Le Notre Père et la paix
Au moment où nous allions réciter le Notre Père, le Seigneur parla pour la première fois durant la célébration et dit : « Attends, je veux que tu pries avec toute la profondeur dont tu es capable et qu’en cet instant tu rappelles à ta mémoire la personne ou les personnes qui t’ont fait le plus de mal durant ta vie, afin de les serrer contre ta poitrine et de leur dire de tout cœur : “Au Nom de Jésus, je te pardonne et je te souhaite la paix. Au Nom de Jésus, je te demande pardon et je te souhaite ma paix.” Si cette personne mérite la paix, elle la recevra et celle-ci lui fera beaucoup de bien ; si cette personne n’est pas capable de s’ouvrir à la paix, cette paix reviendra à ton cœur.

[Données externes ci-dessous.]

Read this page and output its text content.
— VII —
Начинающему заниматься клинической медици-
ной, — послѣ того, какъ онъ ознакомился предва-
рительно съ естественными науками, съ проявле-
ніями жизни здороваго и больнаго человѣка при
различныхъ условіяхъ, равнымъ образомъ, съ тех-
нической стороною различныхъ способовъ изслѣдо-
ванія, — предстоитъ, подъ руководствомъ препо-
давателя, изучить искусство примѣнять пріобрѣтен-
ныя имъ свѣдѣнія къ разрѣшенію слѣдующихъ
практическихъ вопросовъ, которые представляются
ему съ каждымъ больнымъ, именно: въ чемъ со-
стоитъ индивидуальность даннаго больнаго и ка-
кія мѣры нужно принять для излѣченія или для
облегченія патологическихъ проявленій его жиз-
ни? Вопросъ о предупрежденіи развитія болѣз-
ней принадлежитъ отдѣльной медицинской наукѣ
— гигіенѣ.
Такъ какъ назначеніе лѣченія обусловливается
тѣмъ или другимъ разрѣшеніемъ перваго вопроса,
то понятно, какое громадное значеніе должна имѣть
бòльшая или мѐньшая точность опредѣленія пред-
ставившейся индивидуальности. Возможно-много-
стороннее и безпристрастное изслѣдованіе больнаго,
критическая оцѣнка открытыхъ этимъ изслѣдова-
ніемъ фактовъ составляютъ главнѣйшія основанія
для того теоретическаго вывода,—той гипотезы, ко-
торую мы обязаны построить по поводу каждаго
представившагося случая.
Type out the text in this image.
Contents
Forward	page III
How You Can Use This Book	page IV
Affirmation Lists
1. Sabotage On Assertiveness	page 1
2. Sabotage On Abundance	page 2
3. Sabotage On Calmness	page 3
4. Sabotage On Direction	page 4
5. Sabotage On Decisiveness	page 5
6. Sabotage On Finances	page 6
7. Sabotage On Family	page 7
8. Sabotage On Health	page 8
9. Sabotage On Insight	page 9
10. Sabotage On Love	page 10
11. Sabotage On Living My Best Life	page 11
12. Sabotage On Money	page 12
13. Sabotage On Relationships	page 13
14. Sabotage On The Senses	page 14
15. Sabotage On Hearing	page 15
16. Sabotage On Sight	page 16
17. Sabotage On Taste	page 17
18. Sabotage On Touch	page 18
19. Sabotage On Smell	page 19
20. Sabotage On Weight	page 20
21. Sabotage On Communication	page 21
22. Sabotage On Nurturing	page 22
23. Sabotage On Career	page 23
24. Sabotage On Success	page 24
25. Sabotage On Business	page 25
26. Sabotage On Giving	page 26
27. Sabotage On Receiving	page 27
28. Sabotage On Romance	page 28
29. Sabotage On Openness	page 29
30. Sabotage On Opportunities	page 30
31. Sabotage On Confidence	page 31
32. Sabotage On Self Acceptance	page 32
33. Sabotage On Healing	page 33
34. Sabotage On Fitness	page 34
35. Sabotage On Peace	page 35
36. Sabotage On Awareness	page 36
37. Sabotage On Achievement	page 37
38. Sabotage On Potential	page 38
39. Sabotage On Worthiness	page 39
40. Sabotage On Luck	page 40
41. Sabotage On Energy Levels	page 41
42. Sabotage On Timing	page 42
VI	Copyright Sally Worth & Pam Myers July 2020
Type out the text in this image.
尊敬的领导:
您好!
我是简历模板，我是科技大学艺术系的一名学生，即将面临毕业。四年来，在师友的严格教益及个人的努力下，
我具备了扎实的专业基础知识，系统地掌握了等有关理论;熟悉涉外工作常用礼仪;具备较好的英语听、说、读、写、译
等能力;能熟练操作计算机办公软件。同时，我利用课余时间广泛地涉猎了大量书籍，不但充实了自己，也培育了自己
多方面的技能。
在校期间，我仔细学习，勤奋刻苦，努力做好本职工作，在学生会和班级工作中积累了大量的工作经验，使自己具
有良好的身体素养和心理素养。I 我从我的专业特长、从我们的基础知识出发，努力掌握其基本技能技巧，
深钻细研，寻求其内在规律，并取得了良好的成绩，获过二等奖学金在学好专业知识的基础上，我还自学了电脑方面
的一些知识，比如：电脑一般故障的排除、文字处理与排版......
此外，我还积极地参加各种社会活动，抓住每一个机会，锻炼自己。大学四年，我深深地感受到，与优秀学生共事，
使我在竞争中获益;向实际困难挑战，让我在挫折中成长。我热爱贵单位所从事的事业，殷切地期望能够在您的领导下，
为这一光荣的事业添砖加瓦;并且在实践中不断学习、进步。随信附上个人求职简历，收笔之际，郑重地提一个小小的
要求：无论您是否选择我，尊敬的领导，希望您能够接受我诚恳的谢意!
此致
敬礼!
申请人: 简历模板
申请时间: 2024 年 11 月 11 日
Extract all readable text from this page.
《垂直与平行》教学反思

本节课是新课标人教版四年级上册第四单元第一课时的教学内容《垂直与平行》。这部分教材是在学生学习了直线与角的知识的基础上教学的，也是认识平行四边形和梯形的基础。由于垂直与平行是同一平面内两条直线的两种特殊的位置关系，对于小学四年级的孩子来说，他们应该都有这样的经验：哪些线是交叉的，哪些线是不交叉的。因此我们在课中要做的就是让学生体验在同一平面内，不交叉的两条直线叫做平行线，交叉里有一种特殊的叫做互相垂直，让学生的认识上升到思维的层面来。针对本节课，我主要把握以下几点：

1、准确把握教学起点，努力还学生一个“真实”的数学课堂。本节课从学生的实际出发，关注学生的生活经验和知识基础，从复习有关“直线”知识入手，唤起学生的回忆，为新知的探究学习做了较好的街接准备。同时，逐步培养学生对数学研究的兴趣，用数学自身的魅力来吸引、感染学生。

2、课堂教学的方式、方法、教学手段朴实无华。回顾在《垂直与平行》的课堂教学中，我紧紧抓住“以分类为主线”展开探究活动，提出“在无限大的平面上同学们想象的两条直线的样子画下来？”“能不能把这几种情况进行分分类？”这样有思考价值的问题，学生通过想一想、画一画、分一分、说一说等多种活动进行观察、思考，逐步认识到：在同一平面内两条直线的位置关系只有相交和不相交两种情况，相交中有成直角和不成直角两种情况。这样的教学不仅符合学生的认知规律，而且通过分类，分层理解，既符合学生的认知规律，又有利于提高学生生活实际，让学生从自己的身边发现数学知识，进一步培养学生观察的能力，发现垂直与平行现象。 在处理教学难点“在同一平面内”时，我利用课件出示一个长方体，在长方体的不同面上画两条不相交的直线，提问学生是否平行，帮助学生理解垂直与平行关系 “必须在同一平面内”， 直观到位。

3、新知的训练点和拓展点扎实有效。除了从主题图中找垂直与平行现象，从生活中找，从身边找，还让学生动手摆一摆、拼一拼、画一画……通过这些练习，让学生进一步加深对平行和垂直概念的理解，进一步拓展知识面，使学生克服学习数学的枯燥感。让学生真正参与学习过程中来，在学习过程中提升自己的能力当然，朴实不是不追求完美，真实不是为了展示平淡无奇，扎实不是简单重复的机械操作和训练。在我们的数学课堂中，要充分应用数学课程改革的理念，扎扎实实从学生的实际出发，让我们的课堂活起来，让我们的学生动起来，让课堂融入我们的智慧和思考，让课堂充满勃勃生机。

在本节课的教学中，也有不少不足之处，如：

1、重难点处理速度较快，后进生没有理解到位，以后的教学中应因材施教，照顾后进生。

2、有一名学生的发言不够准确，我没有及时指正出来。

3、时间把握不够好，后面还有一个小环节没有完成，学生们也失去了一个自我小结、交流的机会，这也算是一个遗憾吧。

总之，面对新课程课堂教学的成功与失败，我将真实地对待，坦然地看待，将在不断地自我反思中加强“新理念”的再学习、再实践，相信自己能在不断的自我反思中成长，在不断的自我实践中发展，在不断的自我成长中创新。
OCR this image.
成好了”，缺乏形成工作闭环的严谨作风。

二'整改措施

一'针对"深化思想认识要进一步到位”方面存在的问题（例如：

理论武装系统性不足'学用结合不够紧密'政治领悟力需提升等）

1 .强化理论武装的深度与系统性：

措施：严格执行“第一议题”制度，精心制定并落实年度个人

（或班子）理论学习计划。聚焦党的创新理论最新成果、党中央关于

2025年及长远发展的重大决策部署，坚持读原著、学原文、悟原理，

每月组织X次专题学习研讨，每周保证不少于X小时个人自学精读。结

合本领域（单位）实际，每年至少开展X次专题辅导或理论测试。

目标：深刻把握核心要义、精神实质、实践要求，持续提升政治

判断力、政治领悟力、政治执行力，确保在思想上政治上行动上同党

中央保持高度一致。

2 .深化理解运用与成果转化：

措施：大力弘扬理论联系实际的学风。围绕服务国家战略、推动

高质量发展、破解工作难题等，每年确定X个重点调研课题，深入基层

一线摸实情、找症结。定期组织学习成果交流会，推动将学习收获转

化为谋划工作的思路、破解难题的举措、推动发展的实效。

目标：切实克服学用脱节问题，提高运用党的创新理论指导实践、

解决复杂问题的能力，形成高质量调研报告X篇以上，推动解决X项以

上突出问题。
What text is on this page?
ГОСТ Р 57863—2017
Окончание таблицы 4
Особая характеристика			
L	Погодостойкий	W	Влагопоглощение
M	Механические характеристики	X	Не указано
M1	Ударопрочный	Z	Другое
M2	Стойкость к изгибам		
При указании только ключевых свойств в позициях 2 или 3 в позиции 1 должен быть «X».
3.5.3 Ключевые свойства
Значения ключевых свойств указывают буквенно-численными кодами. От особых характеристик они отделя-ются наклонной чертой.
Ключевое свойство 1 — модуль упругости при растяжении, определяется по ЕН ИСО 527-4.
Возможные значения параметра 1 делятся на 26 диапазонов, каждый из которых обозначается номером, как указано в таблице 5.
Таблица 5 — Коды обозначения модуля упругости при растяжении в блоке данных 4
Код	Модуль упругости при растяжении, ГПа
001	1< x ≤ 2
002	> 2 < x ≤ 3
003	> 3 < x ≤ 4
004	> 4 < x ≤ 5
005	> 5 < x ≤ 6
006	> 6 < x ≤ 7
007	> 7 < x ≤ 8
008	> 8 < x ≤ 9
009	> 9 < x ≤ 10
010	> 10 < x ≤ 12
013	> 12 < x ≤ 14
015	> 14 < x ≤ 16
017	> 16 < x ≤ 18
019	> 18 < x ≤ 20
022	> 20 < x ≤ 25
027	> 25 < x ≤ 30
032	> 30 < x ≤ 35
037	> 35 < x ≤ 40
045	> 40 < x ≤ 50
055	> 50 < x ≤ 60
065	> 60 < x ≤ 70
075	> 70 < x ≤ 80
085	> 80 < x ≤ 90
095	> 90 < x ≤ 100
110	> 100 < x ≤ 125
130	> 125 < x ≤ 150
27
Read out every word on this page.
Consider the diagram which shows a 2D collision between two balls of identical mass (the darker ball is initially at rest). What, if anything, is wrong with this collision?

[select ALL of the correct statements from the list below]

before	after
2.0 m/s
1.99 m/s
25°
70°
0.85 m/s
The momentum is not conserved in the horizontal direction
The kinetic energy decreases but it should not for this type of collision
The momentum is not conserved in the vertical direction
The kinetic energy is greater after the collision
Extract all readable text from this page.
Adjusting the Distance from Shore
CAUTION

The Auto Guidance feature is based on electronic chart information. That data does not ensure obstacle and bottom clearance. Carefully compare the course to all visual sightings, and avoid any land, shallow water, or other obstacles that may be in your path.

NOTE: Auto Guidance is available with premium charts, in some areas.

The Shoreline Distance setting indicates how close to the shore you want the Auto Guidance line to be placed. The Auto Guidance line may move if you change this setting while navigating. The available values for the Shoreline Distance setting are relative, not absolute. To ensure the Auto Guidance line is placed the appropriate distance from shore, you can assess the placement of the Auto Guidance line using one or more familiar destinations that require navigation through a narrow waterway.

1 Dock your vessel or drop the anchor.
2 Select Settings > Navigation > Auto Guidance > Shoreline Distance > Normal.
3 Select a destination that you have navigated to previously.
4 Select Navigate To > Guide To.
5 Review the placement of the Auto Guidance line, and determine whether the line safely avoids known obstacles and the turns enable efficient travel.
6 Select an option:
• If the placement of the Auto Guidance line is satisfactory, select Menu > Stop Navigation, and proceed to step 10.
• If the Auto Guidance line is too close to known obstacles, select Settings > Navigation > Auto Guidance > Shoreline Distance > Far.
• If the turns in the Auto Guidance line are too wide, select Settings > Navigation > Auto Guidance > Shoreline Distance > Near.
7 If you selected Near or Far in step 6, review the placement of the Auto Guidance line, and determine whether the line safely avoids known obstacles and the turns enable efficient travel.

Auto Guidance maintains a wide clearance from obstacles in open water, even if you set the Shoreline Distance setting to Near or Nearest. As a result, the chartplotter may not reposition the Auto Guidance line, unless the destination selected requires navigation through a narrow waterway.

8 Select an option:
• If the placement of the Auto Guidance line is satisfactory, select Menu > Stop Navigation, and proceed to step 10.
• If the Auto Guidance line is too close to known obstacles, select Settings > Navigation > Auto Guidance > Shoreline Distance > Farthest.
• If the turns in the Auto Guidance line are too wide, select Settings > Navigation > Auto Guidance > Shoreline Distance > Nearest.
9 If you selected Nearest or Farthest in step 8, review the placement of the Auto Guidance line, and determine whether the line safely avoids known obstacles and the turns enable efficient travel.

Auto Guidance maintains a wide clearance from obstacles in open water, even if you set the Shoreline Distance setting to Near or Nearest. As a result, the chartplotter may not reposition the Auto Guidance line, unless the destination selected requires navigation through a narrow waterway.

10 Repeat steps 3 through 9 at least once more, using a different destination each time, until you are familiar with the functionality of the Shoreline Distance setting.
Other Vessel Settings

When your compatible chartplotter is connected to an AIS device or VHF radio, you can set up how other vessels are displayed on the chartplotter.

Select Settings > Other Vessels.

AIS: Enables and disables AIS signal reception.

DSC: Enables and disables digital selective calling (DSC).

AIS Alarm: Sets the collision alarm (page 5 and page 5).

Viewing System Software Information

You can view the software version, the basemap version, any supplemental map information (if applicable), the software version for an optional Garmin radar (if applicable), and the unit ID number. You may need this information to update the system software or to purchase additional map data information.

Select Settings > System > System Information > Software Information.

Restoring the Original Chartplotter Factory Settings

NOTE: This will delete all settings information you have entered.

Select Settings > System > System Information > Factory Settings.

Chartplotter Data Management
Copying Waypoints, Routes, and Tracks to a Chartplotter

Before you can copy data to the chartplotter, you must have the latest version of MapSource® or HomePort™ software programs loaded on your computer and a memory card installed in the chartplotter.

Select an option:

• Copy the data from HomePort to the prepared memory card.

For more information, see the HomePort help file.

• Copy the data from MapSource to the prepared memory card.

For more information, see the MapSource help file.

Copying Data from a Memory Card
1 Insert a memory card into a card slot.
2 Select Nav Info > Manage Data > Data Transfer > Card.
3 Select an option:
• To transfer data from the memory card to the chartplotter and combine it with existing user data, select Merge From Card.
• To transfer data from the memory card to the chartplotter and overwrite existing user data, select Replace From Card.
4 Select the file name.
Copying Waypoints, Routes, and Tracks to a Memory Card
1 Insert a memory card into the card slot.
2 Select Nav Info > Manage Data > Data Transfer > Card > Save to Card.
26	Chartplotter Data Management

Mais je ne veux pas que tu reçoives et que tu donnes la paix à d’autres personnes alors que tu n’es pas capable de pardonner et de ressentir d’abord cette paix dans ton cœur. »
« Prenez garde à ce que vous faites — poursuivit le Seigneur — vous répétez dans le Notre Père : pardonne-nous nos offenses comme nous pardonnons aussi à ceux qui nous ont offensés. Si vous êtes capables de pardonner sans oublier, comme le disent certains, vous conditionnez le pardon de Dieu. Vous êtes en train de dire : pardonne-moi uniquement comme je suis capable de pardonner, pas au-delà. »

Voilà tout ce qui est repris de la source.